The Members of Parliament for Builsa South and Akatsi North, Dr. Clement Apaak and Peter Nortsu-Kotoe have filed a private members’ motion demanding a probe into alleged irregularities and alleged malpractice in the West African Senior School Certificate Examination.
The two MPs want the investigation to cover the examinations organized from 2011 to 2021.
The MPs want the honourable house to constitute as a matter of urgency, a bi-partisan committee to investigate the allegations.
The areas of interest they want to be investigated are irregularities, leakages of examination papers, and related malpractices in examinations conducted within the period stated above.
Meanwhile, a report by Africa Education Watch, policy research, and advocacy organizations has revealed that the online monitoring embarked by them proved the growing incidence of a highly organized examination malpractice syndicate and its normalization as a culture in many schools.
The report disclosed that stakeholders include students, teachers, heads of schools, parents, WAEC supervisors, invigilators, and security officials.
The report added that the collective role of these stakeholders involved mobilizing cash from students one-month prior to commencement of examinations, securing and solving questions for students through school WhatsApp platforms ahead of papers.
The report also identified the provision of security to enable cheating in examination centres, permitting the use of mobile phones in examination centres to openly dictating answers to students in some centres.

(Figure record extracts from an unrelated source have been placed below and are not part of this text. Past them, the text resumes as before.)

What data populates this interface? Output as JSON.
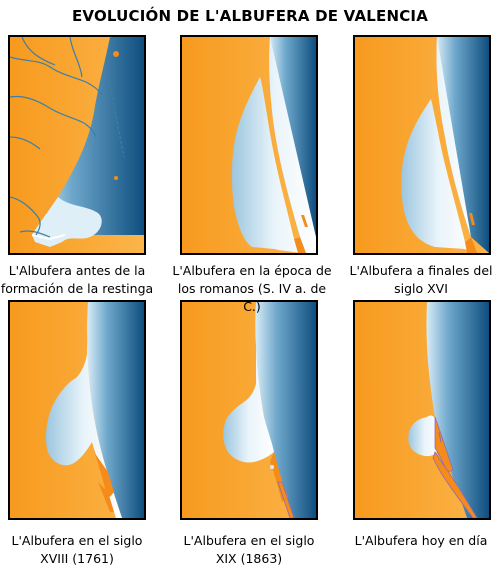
{
  "title": "EVOLUCIÓN DE L'ALBUFERA DE VALENCIA",
  "colors": {
    "land": "#f79a1e",
    "land_light": "#fbb54a",
    "sea_dark": "#0e4e7f",
    "sea_light": "#d8ecf6",
    "lagoon": "#e9f4fa",
    "river": "#3d7fa6",
    "sand": "#f48b1a"
  },
  "panels": [
    {
      "id": "prerestinga",
      "caption_line1": "L'Albufera antes de la",
      "caption_line2": "formación de la restinga"
    },
    {
      "id": "romanos",
      "caption_line1": "L'Albufera en la época de",
      "caption_line2": "los romanos (S. IV a. de C.)"
    },
    {
      "id": "siglo-xvi",
      "caption_line1": "L'Albufera a finales del",
      "caption_line2": "siglo XVI"
    },
    {
      "id": "siglo-xviii",
      "caption_line1": "L'Albufera en el siglo",
      "caption_line2": "XVIII (1761)"
    },
    {
      "id": "siglo-xix",
      "caption_line1": "L'Albufera en el siglo",
      "caption_line2": "XIX (1863)"
    },
    {
      "id": "hoy",
      "caption_line1": "L'Albufera hoy en día",
      "caption_line2": ""
    }
  ]
}
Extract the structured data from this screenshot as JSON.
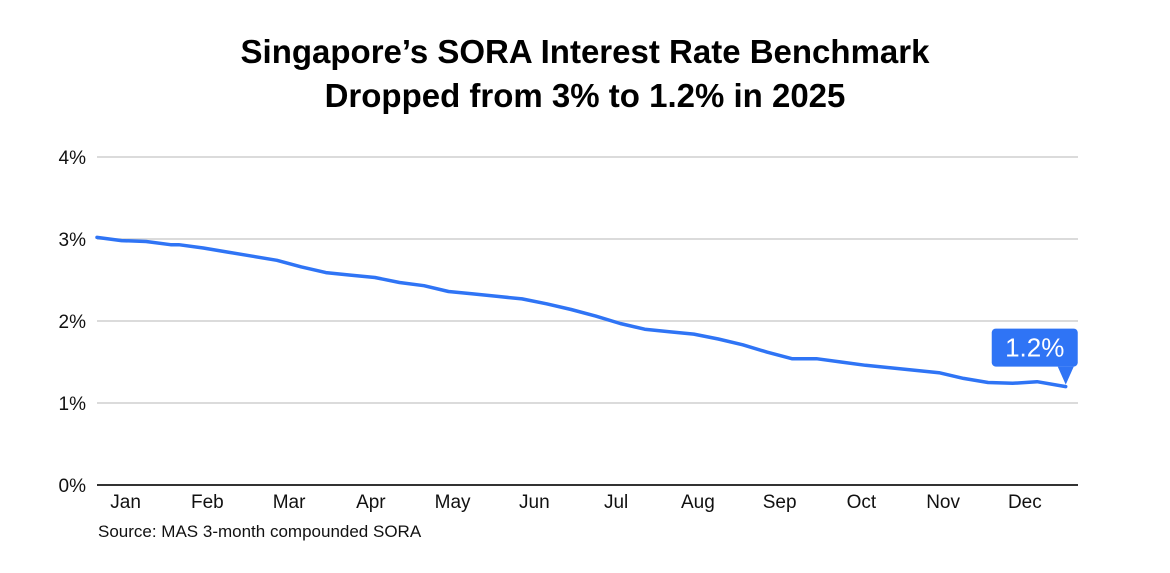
{
  "chart_data": {
    "type": "line",
    "title": "Singapore’s SORA Interest Rate Benchmark\nDropped from 3% to 1.2% in 2025",
    "title_lines": [
      "Singapore’s SORA Interest Rate Benchmark",
      "Dropped from 3% to 1.2% in 2025"
    ],
    "xlabel": "",
    "ylabel": "",
    "ylim": [
      0,
      4
    ],
    "yticks": [
      0,
      1,
      2,
      3,
      4
    ],
    "ytick_labels": [
      "0%",
      "1%",
      "2%",
      "3%",
      "4%"
    ],
    "xlim": [
      0,
      12
    ],
    "categories": [
      "Jan",
      "Feb",
      "Mar",
      "Apr",
      "May",
      "Jun",
      "Jul",
      "Aug",
      "Sep",
      "Oct",
      "Nov",
      "Dec"
    ],
    "grid": true,
    "series": [
      {
        "name": "3-month compounded SORA",
        "color": "#2F74F5",
        "x": [
          0,
          0.3,
          0.6,
          0.9,
          1.0,
          1.3,
          1.6,
          1.9,
          2.2,
          2.5,
          2.8,
          3.1,
          3.4,
          3.7,
          4.0,
          4.3,
          4.6,
          4.9,
          5.2,
          5.5,
          5.8,
          6.1,
          6.4,
          6.7,
          7.0,
          7.3,
          7.6,
          7.9,
          8.2,
          8.5,
          8.8,
          9.1,
          9.4,
          9.7,
          10.0,
          10.3,
          10.6,
          10.9,
          11.2,
          11.5,
          11.85
        ],
        "values": [
          3.02,
          2.98,
          2.97,
          2.93,
          2.93,
          2.89,
          2.84,
          2.79,
          2.74,
          2.66,
          2.59,
          2.56,
          2.53,
          2.47,
          2.43,
          2.36,
          2.33,
          2.3,
          2.27,
          2.21,
          2.14,
          2.06,
          1.97,
          1.9,
          1.87,
          1.84,
          1.78,
          1.71,
          1.62,
          1.54,
          1.54,
          1.5,
          1.46,
          1.43,
          1.4,
          1.37,
          1.3,
          1.25,
          1.24,
          1.26,
          1.2
        ],
        "end_label": "1.2%"
      }
    ],
    "annotations": [
      {
        "text": "1.2%",
        "x": 11.85,
        "y": 1.2
      }
    ],
    "source": "Source: MAS 3-month compounded SORA"
  }
}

Aside from these things, the online monitoring also affirmed previous findings in the 2020/WASSCE suggesting a multi-million business enterprise built on leakage question papers from uncertain sources, and marketed to students, teachers, and school owners using Telegram, a social media platform that operates without a sim card or a static IP address making it virtually impossible to track.

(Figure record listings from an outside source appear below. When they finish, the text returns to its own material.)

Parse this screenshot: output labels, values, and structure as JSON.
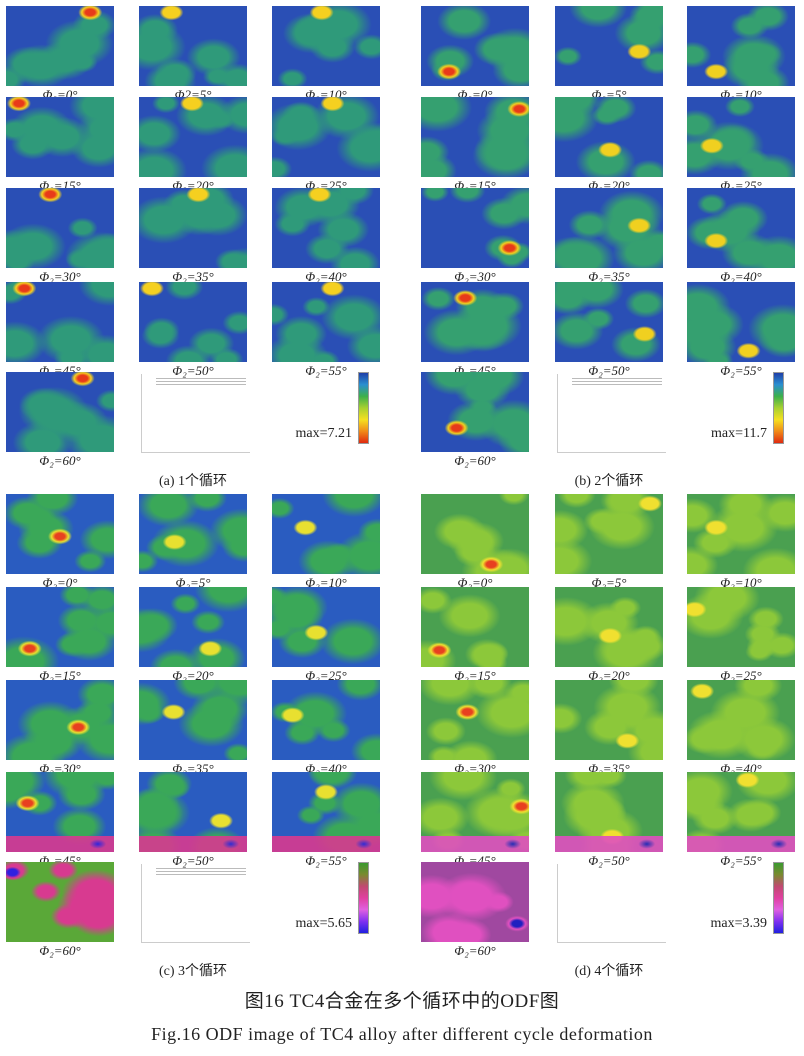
{
  "panels": [
    {
      "id": "a",
      "caption": "(a)  1个循环",
      "max": "max=7.21",
      "labels": [
        "Φ₂=0°",
        "Φ2=5°",
        "Φ₂=10°",
        "Φ₂=15°",
        "Φ₂=20°",
        "Φ₂=25°",
        "Φ₂=30°",
        "Φ₂=35°",
        "Φ₂=40°",
        "Φ₂=45°",
        "Φ₂=50°",
        "Φ₂=55°",
        "Φ₂=60°"
      ],
      "colors": {
        "base": "#2a4fb5",
        "mid": "#2f9a7a",
        "hot": "#e83a1a",
        "warm": "#f5d020"
      },
      "colorbar": [
        "#1f3fa8",
        "#2a8fd0",
        "#3cb04a",
        "#a8d030",
        "#f5e020",
        "#f08a18",
        "#e02a10"
      ]
    },
    {
      "id": "b",
      "caption": "(b)  2个循环",
      "max": "max=11.7",
      "labels": [
        "Φ₂=0°",
        "Φ₂=5°",
        "Φ₂=10°",
        "Φ₂=15°",
        "Φ₂=20°",
        "Φ₂=25°",
        "Φ₂=30°",
        "Φ₂=35°",
        "Φ₂=40°",
        "Φ₂=45°",
        "Φ₂=50°",
        "Φ₂=55°",
        "Φ₂=60°"
      ],
      "colors": {
        "base": "#2a4fb5",
        "mid": "#35a070",
        "hot": "#e83a1a",
        "warm": "#f0d020"
      },
      "colorbar": [
        "#1f3fa8",
        "#2a8fd0",
        "#3cb04a",
        "#a8d030",
        "#f5e020",
        "#f08a18",
        "#e02a10"
      ]
    },
    {
      "id": "c",
      "caption": "(c)  3个循环",
      "max": "max=5.65",
      "labels": [
        "Φ₂=0°",
        "Φ₂=5°",
        "Φ₂=10°",
        "Φ₂=15°",
        "Φ₂=20°",
        "Φ₂=25°",
        "Φ₂=30°",
        "Φ₂=35°",
        "Φ₂=40°",
        "Φ₂=45°",
        "Φ₂=50°",
        "Φ₂=55°",
        "Φ₂=60°"
      ],
      "colors": {
        "base": "#2a5cc0",
        "mid": "#3aa858",
        "hot": "#e84020",
        "warm": "#e8e030",
        "alt_base": "#5aa838",
        "alt_hot": "#d83a90",
        "alt_peak": "#3020e0"
      },
      "colorbar": [
        "#3a9a30",
        "#7a8a30",
        "#c04a70",
        "#e040a0",
        "#e060e0",
        "#8030f0",
        "#2020e0"
      ]
    },
    {
      "id": "d",
      "caption": "(d)  4个循环",
      "max": "max=3.39",
      "labels": [
        "Φ₂=0°",
        "Φ₂=5°",
        "Φ₂=10°",
        "Φ₂=15°",
        "Φ₂=20°",
        "Φ₂=25°",
        "Φ₂=30°",
        "Φ₂=35°",
        "Φ₂=40°",
        "Φ₂=45°",
        "Φ₂=50°",
        "Φ₂=55°",
        "Φ₂=60°"
      ],
      "colors": {
        "base": "#4aa050",
        "mid": "#8cc83a",
        "hot": "#e84020",
        "warm": "#f0e030",
        "alt_base": "#a048a0",
        "alt_hot": "#e050c0",
        "alt_peak": "#2020c0"
      },
      "colorbar": [
        "#3a9a30",
        "#7a8a30",
        "#c04a70",
        "#e040a0",
        "#e060e0",
        "#8030f0",
        "#2020e0"
      ]
    }
  ],
  "figure_caption_cn": "图16    TC4合金在多个循环中的ODF图",
  "figure_caption_en": "Fig.16    ODF image of TC4 alloy after different cycle deformation"
}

The report identified 20 of such platforms with a combined subscription of over 200,000 members with questions sold between Ghc30 and Ghc150 per paper.
Dr. Apaak is therefore asking if their motion filed and the report released is not a coincidence.
For him, the motion filed is credible and has merit because the report from the advocacy organization has revealed some troubling matters.
He believes the matter must not be trivialized in any shape or form.